Topic: Accuracy in Media
A June 11 Accuracy in Media "special report" by Roger Aronoff recycles the (misleading) conservative line about the Valerie Plame-Scooter Libby case.
Aronoff repeats the claim that "it was Richard Armitage, Deputy Secretary of State under Colin Powell, not anyone from the White House, nor a supporter of going to war in Iraq, who told Robert Novak and Bob Woodward that Wilson's wife, Valerie Plame Wilson, worked for the CIA and had recommended her husband for the trip to Niger." But as we've noted, this ignores the fact that Libby was also discussing Plame's identity with reporters at the same time, and it's irrelevant to focus on Armitage since Novak was merely the first to report it.

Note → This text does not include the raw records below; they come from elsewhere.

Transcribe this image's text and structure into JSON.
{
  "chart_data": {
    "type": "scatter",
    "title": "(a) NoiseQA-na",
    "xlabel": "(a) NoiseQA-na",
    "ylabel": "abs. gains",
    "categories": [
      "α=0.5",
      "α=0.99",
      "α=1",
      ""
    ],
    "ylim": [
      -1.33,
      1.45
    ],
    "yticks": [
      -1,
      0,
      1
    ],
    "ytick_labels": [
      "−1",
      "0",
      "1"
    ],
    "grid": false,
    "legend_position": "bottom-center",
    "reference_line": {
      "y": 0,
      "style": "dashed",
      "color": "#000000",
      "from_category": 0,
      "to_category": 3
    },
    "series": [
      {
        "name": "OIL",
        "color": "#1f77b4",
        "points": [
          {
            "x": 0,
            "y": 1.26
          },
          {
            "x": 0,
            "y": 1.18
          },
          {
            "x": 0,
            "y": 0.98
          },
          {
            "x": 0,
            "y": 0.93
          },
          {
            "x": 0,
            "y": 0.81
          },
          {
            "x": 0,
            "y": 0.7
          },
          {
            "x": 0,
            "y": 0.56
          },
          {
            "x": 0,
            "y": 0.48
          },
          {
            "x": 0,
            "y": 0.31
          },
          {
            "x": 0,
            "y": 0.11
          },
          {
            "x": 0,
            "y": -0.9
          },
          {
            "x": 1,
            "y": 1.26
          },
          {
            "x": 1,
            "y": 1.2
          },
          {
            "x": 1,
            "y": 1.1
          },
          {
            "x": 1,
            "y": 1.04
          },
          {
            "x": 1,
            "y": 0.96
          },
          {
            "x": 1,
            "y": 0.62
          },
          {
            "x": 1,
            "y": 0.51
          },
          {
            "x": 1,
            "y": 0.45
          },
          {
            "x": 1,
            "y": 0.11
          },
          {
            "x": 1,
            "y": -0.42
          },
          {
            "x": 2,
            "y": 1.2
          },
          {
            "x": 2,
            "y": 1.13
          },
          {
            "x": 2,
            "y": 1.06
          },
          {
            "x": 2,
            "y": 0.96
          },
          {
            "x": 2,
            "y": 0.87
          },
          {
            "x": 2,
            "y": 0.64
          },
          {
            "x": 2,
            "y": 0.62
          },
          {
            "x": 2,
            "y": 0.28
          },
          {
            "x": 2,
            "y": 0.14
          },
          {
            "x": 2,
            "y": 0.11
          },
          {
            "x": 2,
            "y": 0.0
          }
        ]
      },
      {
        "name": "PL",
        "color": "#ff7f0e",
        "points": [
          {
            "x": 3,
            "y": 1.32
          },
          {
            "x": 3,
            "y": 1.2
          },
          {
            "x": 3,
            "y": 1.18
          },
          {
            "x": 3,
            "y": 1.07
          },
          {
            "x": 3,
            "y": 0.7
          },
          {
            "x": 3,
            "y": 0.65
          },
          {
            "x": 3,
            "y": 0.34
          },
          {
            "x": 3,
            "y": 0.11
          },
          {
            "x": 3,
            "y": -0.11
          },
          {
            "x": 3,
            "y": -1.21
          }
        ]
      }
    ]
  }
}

Aronoff also claimed that Plame's husband, Joseph Wilson, "suggested" in a July 2003 New York Times op-ed that Cheney's office sent him to Niger. In fact, Wilson specifically stated that "I was informed by officials at the Central Intelligence Agency that Vice President Dick Cheney's office had questions about a particular intelligence report" and that "The agency officials asked if I would travel to Niger to check out the story so they could provide a response to the vice president's office." Wilson never said that Cheney's office sent him.
Aronoff then attacks Fitzgerald for not addressing the issue of whether Plame was a classified or covert agent at Libby's trial. But Libby was not charged with anything related to Plame's outing; he was charged with lying to investigators and obstructing justice in the investigation of Plame's outing. Plame's status is irrelevant to the charges against Libby.
Finally, Aronoff asserted that Plame "has some explaining of her own to do" because of a recently released memo that "appears to contradict a statement she made under oath before a Congressional committee," suggesting that Plame "lied under oath" when she said she "she unequivocally denied having played any role in picking Joseph Wilson for a fact-finding trip to Niger."
But that's not what Plame said. As we noted (as well as National Review's Byron York, who Aronoff cites), Plame denied that she "supported" or "recommended" Wilson. The memo, in fact, supports that contention; it's clear from the context that CIA officials, not Plame, initiated the idea of Wilson going to Niger and that Plame is ambivalent at best about it and willing to defer to the judgment of others -- hardly the stance of someone actively lobbying for her husband, as Aronoff suggests that Plame did.